\( \newcommand{\bm}[1]{\boldsymbol{\mathbf{#1}}} \)

Model Equations

\[\begin{equation} \begin{split} &\frac{\partial N(x, t)}{\partial t} = r N(x, t) + D \frac{\partial^2 N(x, t)}{\partial x^2} \\ & D=1, ~ 0<x<L=10.0, ~ t>0 \\ \\ & Fixed ~ Boundary ~ Conditions: ~~ N(0,t)=0=N(L,t) \\ & Initial ~ Conditions: ~~if~ i=M/2=50, ~n(i,0)>0. ~~ Otherwise ~ n(i,0)=0 \end{split} \tag{1} \end{equation}\]

Discretization

\[\begin{equation} \begin{split} \frac{d N_i(t)}{d t} &= r N_i(t) + \frac{D}{(\Delta x)^2} [n_{i+1}(t) - 2 n_{i}(t) + n_{i-1}(t)] \\ \Delta x &= x_{i+1} - x_i = \frac{L}{M} \end{split} \tag{2} \end{equation}\]

Critical Value

The population goes extinct if:

\[\begin{equation} \begin{split} L &< \pi \sqrt{\frac{D}{r}}~,~~ or ~~ r &< \frac{D \pi^2}{L^2} = \frac{1 \pi^2}{10^2} = 0.098696 \end{split} \end{equation}\]

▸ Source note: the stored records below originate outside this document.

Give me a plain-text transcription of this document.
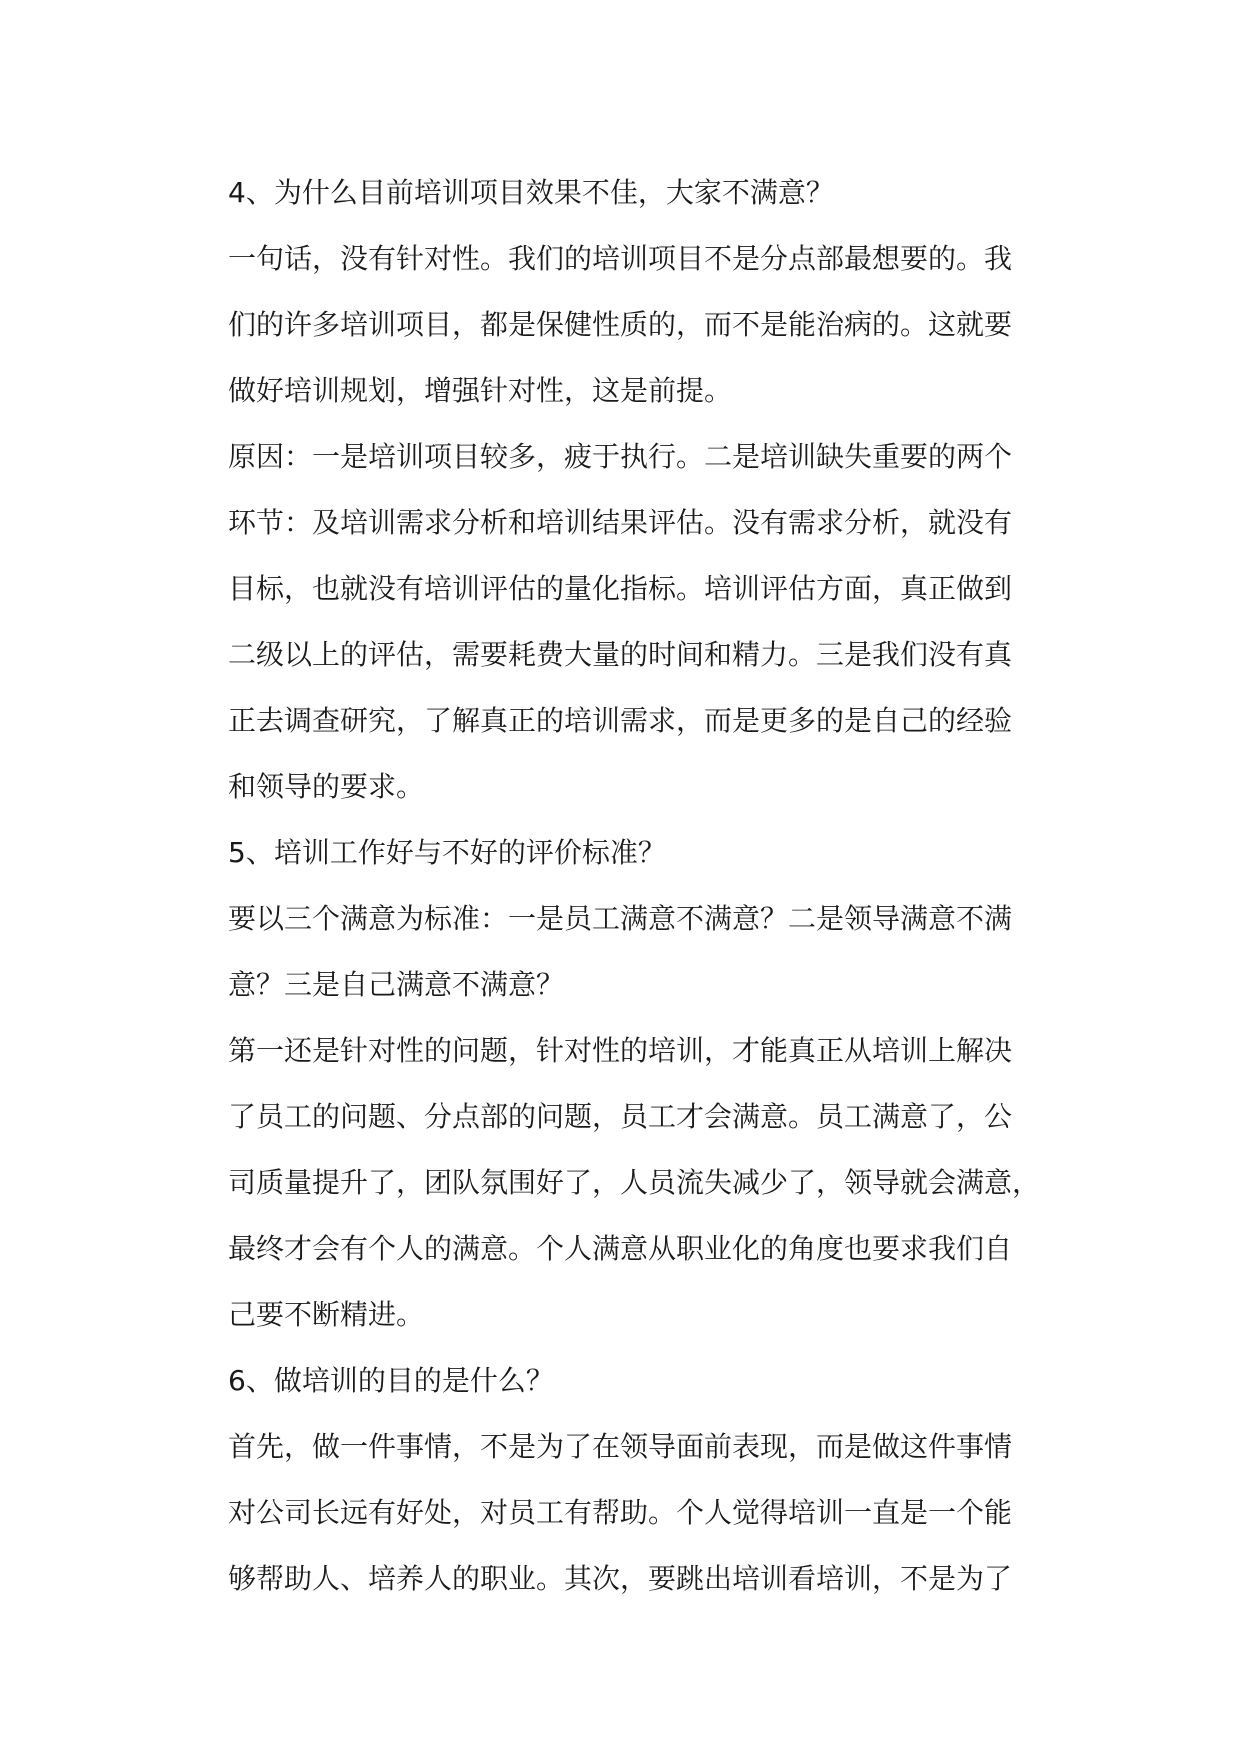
4、为什么目前培训项目效果不佳，大家不满意？
一句话，没有针对性。我们的培训项目不是分点部最想要的。我
们的许多培训项目，都是保健性质的，而不是能治病的。这就要
做好培训规划，增强针对性，这是前提。
原因：一是培训项目较多，疲于执行。二是培训缺失重要的两个
环节：及培训需求分析和培训结果评估。没有需求分析，就没有
目标，也就没有培训评估的量化指标。培训评估方面，真正做到
二级以上的评估，需要耗费大量的时间和精力。三是我们没有真
正去调查研究，了解真正的培训需求，而是更多的是自己的经验
和领导的要求。
5、培训工作好与不好的评价标准？
要以三个满意为标准：一是员工满意不满意？二是领导满意不满
意？三是自己满意不满意？
第一还是针对性的问题，针对性的培训，才能真正从培训上解决
了员工的问题、分点部的问题，员工才会满意。员工满意了，公
司质量提升了，团队氛围好了，人员流失减少了，领导就会满意，
最终才会有个人的满意。个人满意从职业化的角度也要求我们自
己要不断精进。
6、做培训的目的是什么？
首先，做一件事情，不是为了在领导面前表现，而是做这件事情
对公司长远有好处，对员工有帮助。个人觉得培训一直是一个能
够帮助人、培养人的职业。其次，要跳出培训看培训，不是为了
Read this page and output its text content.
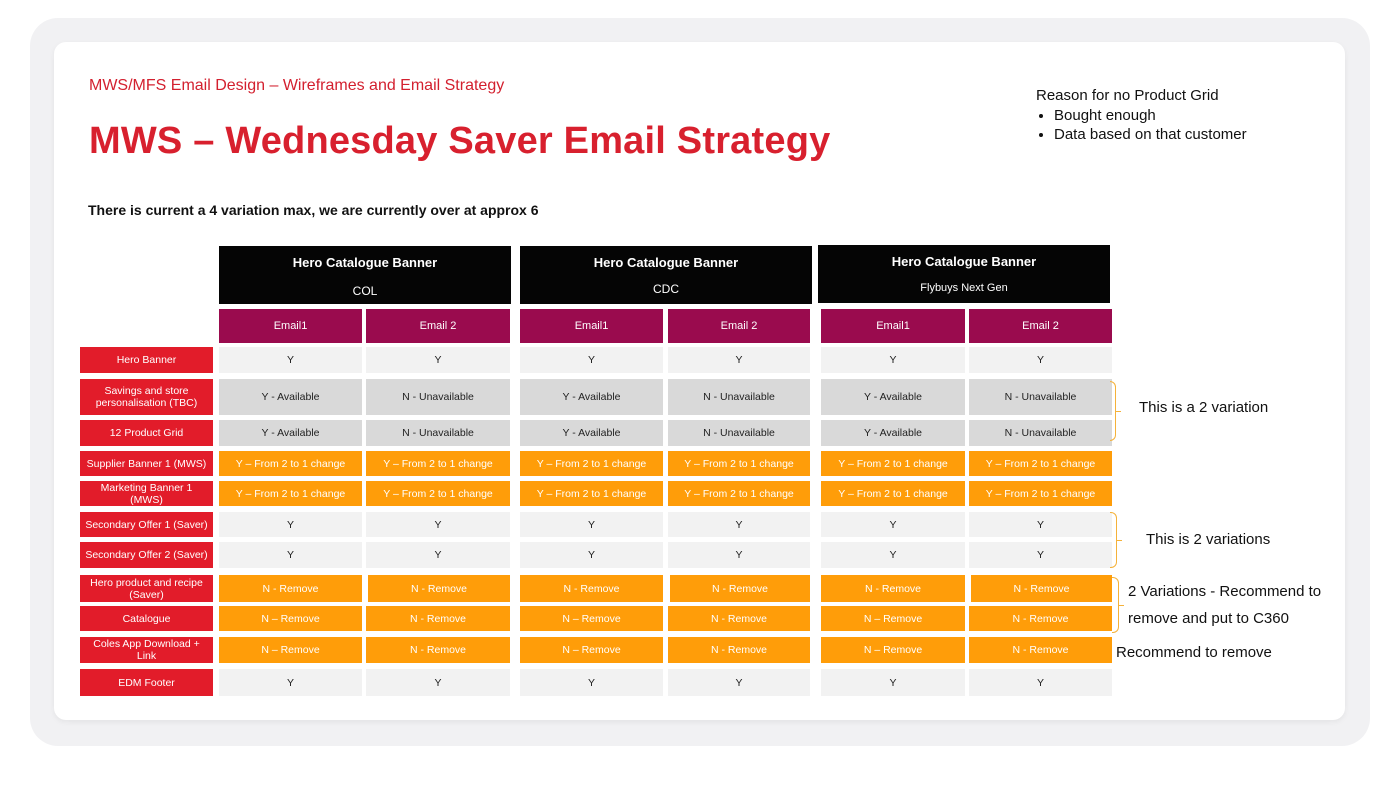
MWS/MFS Email Design – Wireframes and Email Strategy
MWS – Wednesday Saver Email Strategy
There is current a 4 variation max, we are currently over at approx 6
Reason for no Product Grid
• Bought enough
• Data based on that customer
Hero Catalogue Banner
COL
Hero Catalogue Banner
CDC
Hero Catalogue Banner
Flybuys Next Gen
Email1	Email 2	Email1	Email 2	Email1	Email 2
Hero Banner	Y	Y	Y	Y	Y	Y
Savings and store personalisation (TBC)	Y - Available	N - Unavailable	Y - Available	N - Unavailable	Y - Available	N - Unavailable
12 Product Grid	Y - Available	N - Unavailable	Y - Available	N - Unavailable	Y - Available	N - Unavailable
Supplier Banner 1 (MWS)	Y – From 2 to 1 change	Y – From 2 to 1 change	Y – From 2 to 1 change	Y – From 2 to 1 change	Y – From 2 to 1 change	Y – From 2 to 1 change
Marketing Banner 1 (MWS)	Y – From 2 to 1 change	Y – From 2 to 1 change	Y – From 2 to 1 change	Y – From 2 to 1 change	Y – From 2 to 1 change	Y – From 2 to 1 change
Secondary Offer 1 (Saver)	Y	Y	Y	Y	Y	Y
Secondary Offer 2 (Saver)	Y	Y	Y	Y	Y	Y
Hero product and recipe (Saver)	N - Remove	N - Remove	N - Remove	N - Remove	N - Remove	N - Remove
Catalogue	N – Remove	N - Remove	N – Remove	N - Remove	N – Remove	N - Remove
Coles App Download + Link	N – Remove	N - Remove	N – Remove	N - Remove	N – Remove	N - Remove
EDM Footer	Y	Y	Y	Y	Y	Y
This is a 2 variation
This is 2 variations
2 Variations - Recommend to
remove and put to C360
Recommend to remove
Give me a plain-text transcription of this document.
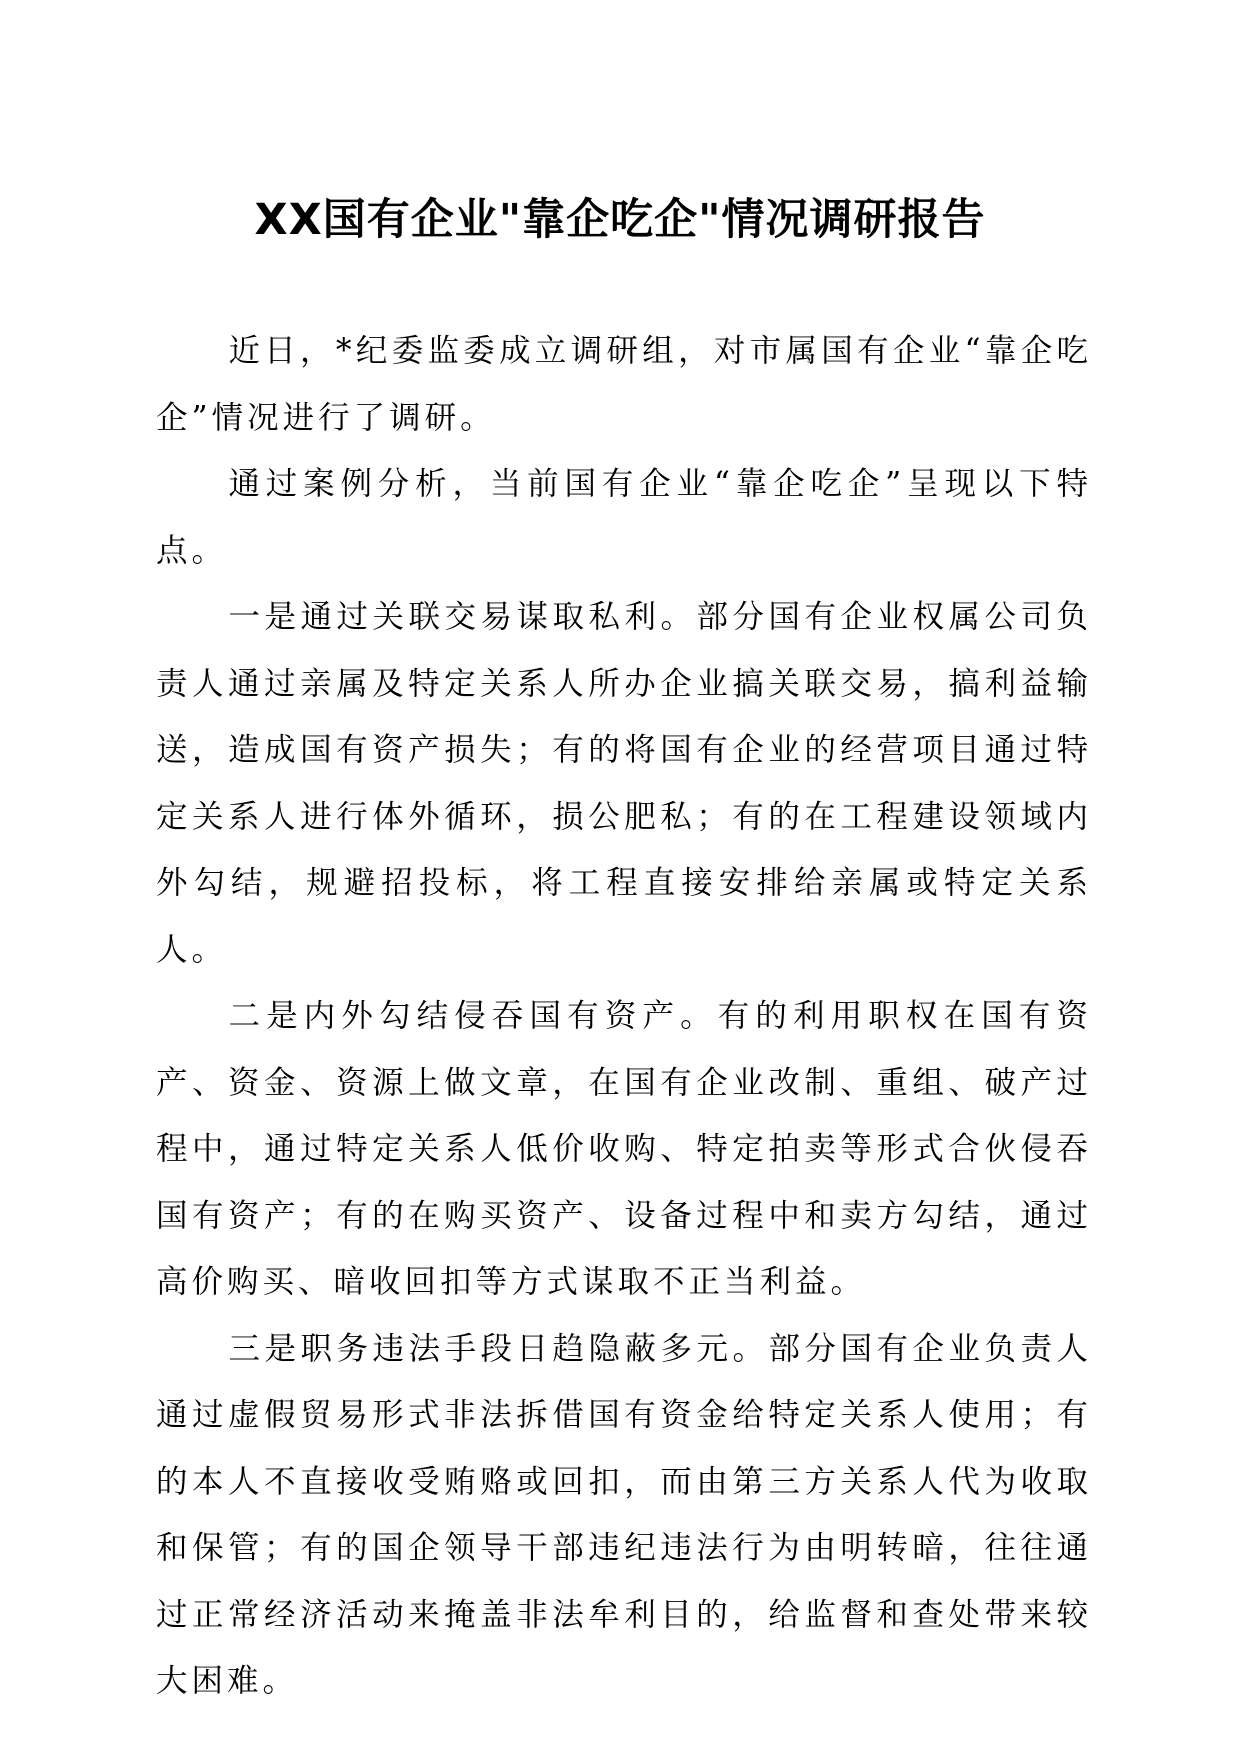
XX国有企业"靠企吃企"情况调研报告

近日，*纪委监委成立调研组，对市属国有企业“靠企吃企”情况进行了调研。

通过案例分析，当前国有企业“靠企吃企”呈现以下特点。

一是通过关联交易谋取私利。部分国有企业权属公司负责人通过亲属及特定关系人所办企业搞关联交易，搞利益输送，造成国有资产损失；有的将国有企业的经营项目通过特定关系人进行体外循环，损公肥私；有的在工程建设领域内外勾结，规避招投标，将工程直接安排给亲属或特定关系人。

二是内外勾结侵吞国有资产。有的利用职权在国有资产、资金、资源上做文章，在国有企业改制、重组、破产过程中，通过特定关系人低价收购、特定拍卖等形式合伙侵吞国有资产；有的在购买资产、设备过程中和卖方勾结，通过高价购买、暗收回扣等方式谋取不正当利益。

三是职务违法手段日趋隐蔽多元。部分国有企业负责人通过虚假贸易形式非法拆借国有资金给特定关系人使用；有的本人不直接收受贿赂或回扣，而由第三方关系人代为收取和保管；有的国企领导干部违纪违法行为由明转暗，往往通过正常经济活动来掩盖非法牟利目的，给监督和查处带来较大困难。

Case 1: Population Extinction

\(r=0.09, ~ N_{50}(0) = 100\)

library(ggplot2)
library(dplyr)
library(magrittr)
library(tidyr)
data_extinct <- readr::read_delim("data_0.09.txt", "\t", escape_double = FALSE, col_names = FALSE, trim_ws = TRUE) %>%
    set_names(c("time", paste0("",seq(1,100,1))))

df <- data_extinct %>% 
    gather(key=i, value=N, -time) %>%
    mutate(i = as.integer(i)) %>%
    arrange(time, i)

ggplot(df, aes(x=time, y=i, z = N))+
    stat_contour(geom = "polygon", 
                 aes(fill = ..level..),
                 bins = 6000) +
    scale_fill_distiller(palette="Spectral", 
                         trans="log10")+
    geom_contour(aes(colour = ..level..), 
                 binwidth=0.25,
                 lwd=0.3, show.legend = F)+
    scale_color_distiller(palette="Spectral", 
                         trans="log10")+
    labs(x="Time", y="Position", fill="Pop. Size",
         caption= "Diff. between 2 contours = 0.25")+
    theme_bw()